La peur, une arme
Annexe : Interview de Luc Ferry
- Nous connaissons les effets négatifs de la peur. Mais peut-on, comme George Sorel qui a exposé des aspects positifs de la violence, parler d’une peur aux effets positifs ?
- George Sorel était un anarchiste, mouvement qui, à son époque, justifiait la peur. Par exemple, les anarchistes russes après Bakounine appelaient "La propagande par le fait": faire peur aux autres pour faire bouger la société et provoquer une prise de conscience efficace. Dans ce cadre, la peur semble bénéfique du point de vue de celui qui l’exerce, tout comme pour d’autres types de peur. Aussi, d’un aspect biologique, la peur est, selon Darwin, ce qui permet de nous préserver du danger et avancer. Mais il ne faut pas oublier que la peur, dans la philosophie des sages grecs, nous enferme et nous aveugle ce qui présente des aspects négatifs.
- Comment a évolué la peur au cours de l’Histoire ?
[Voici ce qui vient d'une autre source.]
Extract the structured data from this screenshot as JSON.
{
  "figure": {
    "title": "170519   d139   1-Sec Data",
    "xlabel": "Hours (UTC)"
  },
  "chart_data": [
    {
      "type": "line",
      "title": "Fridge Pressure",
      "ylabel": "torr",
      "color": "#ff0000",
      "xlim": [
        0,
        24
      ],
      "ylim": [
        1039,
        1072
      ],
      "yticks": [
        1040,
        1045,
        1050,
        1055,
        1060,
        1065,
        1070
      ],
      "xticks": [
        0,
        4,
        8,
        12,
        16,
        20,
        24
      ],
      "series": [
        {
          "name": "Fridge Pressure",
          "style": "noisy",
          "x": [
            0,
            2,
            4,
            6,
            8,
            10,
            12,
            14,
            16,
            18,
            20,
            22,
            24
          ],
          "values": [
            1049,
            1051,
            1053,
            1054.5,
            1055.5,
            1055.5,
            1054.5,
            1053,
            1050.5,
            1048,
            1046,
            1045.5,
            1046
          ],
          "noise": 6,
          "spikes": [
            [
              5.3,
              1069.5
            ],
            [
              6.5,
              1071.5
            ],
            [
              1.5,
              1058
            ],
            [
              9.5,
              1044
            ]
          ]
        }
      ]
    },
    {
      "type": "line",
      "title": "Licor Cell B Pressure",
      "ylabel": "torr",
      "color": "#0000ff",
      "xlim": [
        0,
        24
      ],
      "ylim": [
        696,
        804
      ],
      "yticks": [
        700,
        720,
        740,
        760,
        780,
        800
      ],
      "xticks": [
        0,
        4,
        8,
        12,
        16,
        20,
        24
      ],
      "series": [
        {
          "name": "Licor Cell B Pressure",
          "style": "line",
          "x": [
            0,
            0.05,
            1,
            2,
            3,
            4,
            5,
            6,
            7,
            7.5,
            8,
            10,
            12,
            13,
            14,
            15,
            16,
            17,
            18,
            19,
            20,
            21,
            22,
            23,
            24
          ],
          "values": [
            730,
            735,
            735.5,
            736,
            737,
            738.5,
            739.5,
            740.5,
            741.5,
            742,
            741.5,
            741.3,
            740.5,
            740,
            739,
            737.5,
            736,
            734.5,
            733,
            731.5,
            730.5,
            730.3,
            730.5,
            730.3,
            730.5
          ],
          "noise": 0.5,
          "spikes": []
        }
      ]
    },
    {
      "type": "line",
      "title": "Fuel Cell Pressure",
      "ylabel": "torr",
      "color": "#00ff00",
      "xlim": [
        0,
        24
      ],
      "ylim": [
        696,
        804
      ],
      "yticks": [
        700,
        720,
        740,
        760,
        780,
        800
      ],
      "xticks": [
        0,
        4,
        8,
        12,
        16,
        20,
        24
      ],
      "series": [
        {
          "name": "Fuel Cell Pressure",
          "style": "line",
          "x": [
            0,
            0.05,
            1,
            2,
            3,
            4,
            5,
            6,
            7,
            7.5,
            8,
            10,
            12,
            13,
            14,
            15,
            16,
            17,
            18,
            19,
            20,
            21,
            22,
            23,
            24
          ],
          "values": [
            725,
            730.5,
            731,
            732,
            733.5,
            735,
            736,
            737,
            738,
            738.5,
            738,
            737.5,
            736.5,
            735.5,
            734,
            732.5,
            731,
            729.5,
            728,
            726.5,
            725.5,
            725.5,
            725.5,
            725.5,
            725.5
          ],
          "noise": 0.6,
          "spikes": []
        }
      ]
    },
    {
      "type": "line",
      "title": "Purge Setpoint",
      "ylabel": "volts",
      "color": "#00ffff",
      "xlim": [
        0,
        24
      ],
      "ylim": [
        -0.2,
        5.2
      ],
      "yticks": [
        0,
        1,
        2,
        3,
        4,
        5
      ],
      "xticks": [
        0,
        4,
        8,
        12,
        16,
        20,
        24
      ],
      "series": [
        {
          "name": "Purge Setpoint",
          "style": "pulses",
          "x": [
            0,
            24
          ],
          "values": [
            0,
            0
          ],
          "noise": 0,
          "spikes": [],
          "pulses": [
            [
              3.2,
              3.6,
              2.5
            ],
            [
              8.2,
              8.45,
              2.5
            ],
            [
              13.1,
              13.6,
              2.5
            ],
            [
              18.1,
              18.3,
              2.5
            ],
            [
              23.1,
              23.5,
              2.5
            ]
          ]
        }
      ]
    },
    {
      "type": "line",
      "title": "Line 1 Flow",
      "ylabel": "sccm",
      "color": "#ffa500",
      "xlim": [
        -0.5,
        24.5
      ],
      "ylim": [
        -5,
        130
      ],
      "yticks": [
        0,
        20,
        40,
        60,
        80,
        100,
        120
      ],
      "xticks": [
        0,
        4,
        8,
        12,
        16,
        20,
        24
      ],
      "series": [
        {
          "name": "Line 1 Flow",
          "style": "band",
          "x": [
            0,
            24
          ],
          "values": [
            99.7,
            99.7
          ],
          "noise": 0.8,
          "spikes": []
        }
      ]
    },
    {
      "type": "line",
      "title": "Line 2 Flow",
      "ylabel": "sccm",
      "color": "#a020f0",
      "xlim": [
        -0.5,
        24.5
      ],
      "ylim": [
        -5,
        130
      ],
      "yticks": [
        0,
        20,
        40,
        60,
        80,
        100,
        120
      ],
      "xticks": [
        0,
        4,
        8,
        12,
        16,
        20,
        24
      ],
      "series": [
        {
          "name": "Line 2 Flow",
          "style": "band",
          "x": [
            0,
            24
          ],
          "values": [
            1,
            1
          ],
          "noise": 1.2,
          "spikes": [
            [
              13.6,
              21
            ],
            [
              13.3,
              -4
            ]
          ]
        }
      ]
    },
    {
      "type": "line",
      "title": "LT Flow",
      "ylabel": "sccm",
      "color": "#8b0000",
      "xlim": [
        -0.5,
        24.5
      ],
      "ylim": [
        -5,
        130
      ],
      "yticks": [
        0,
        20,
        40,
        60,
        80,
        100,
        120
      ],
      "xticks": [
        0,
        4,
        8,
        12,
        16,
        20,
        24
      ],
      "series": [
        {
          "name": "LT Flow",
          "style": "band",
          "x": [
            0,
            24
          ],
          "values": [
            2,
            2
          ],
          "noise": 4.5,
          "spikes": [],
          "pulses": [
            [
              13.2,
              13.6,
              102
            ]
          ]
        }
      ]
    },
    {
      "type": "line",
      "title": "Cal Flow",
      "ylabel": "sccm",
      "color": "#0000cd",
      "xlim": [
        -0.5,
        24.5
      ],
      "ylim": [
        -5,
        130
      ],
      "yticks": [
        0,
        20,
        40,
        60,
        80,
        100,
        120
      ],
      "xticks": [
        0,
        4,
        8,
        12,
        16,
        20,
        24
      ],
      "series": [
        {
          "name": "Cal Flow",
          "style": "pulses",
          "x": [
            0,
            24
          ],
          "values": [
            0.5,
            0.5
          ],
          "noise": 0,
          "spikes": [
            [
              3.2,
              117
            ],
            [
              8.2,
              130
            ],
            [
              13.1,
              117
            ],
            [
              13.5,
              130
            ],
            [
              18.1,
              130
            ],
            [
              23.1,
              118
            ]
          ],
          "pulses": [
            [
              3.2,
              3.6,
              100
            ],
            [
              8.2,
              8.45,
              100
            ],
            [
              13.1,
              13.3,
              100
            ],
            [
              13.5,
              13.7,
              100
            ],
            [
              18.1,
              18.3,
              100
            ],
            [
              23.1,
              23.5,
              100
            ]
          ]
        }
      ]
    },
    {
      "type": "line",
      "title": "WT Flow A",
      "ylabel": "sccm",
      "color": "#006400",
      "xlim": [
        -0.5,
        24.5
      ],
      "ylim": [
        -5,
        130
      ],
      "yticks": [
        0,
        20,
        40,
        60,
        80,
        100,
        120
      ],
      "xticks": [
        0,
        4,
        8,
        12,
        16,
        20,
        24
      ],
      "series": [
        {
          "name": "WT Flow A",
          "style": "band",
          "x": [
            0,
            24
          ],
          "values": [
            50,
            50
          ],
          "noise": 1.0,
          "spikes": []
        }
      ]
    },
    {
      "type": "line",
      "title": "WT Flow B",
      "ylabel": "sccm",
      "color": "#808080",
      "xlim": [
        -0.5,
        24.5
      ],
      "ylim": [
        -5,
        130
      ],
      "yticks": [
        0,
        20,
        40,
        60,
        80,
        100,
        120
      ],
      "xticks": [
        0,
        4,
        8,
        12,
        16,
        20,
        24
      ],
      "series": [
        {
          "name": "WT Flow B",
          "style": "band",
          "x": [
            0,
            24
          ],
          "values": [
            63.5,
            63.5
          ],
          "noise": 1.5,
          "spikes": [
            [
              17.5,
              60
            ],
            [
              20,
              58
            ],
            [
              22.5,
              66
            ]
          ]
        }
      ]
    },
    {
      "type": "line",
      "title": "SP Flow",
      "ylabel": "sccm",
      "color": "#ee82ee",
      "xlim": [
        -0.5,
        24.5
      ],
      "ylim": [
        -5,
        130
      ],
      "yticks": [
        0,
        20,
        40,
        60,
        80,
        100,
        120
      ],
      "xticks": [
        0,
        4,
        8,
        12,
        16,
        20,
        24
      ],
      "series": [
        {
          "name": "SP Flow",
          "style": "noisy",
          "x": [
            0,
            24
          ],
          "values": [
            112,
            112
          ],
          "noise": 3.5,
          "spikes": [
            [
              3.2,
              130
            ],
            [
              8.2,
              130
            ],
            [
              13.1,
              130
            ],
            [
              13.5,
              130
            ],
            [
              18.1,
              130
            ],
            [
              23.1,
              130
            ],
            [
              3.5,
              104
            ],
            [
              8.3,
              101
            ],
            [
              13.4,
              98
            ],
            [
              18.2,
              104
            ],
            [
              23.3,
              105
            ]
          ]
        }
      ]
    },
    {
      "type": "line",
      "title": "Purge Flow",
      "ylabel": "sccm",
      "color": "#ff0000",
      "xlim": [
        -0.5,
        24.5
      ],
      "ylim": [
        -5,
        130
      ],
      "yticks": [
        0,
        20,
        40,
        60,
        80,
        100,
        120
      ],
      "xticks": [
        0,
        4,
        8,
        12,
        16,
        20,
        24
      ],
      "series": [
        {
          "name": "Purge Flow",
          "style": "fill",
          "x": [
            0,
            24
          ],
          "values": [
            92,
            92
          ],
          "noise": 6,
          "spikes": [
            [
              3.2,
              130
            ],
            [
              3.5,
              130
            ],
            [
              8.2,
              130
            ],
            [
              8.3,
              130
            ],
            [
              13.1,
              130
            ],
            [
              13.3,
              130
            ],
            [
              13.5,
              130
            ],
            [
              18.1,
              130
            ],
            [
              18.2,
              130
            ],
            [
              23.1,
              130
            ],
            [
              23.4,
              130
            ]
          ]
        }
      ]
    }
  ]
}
- La peur est l’une des "passions démocratiques" dont parlait Tocqueville comme la colère, l’amour ou la jalousie. Le changement opéré au XXe siècle est l’inauguration d’une époque moderne par la Grande Guerre de 1914, par la boucherie. Le rapport à la vie humaine, individuelle, et à la mort a changé, comme le montre Céline dans Voyage au bout de la nuit. Ce massacre de masse a ouvert la voie à d’autres désastres comme la Seconde Guerre mondiale et ses 50 millions de morts. Le traumatisme est européen.
- Mais dans des conflits mondiaux ou dans les génocides du XXe siècle, doit-on dissocier les sentiments de peur et d’horreur ?
- Ces sentiments sont inévitablement liés pour les familles des victimes dans les sociétés modernes ou la mort paraît terrifiante. La mort religieuse, considérée comme soulageante, est devenue plus athée, scientifique et angoissante avec le progrès technique et les massacres du XXe siècle. Le terrorisme et la guerre asymétrique exploitent ces faiblesses humaines pour confronter violemment des sociétés à la peur avec un nombre relativement faible de moyens et victimes.
- Quand la peur est utilisée par les terroristes ou dans le cadre d’une guerre asymétrique, elle vise à s’exprimer. Mais le terme même d’asymétrique regroupe des ennemis variés, et pourrait remettre en cause la finalité de leur peur, notamment sur des conflits territoriaux avec une armée terroriste en Irak. Cette peur ne vise-t-elle donc pas à agir voire à combattre ?
- C’est d’abord une guerre pour se faire entendre. C’est aussi vrai qu’elle vise à agir car les terroristes comprennent que la peur peut changer de camp. En 1962, à la fin des événements d’Algérie, les policiers et CRS français frappaient des Algériens dans les rues, en pleines émeutes, les terrorisant. Aujourd’hui, la police et l’autorité française ont peur des djihadistes revenant d’Afrique du Nord, de Syrie, d’Irak. Tout le monde peut utiliser la peur.
- Finalement, quelle forme de peur marquera le plus le XXIe siècle ?
- La peur pour s’exprimer va croître car le conflit de valeurs opposées mène au "choc des civilisations" entre religions, politiques et nations.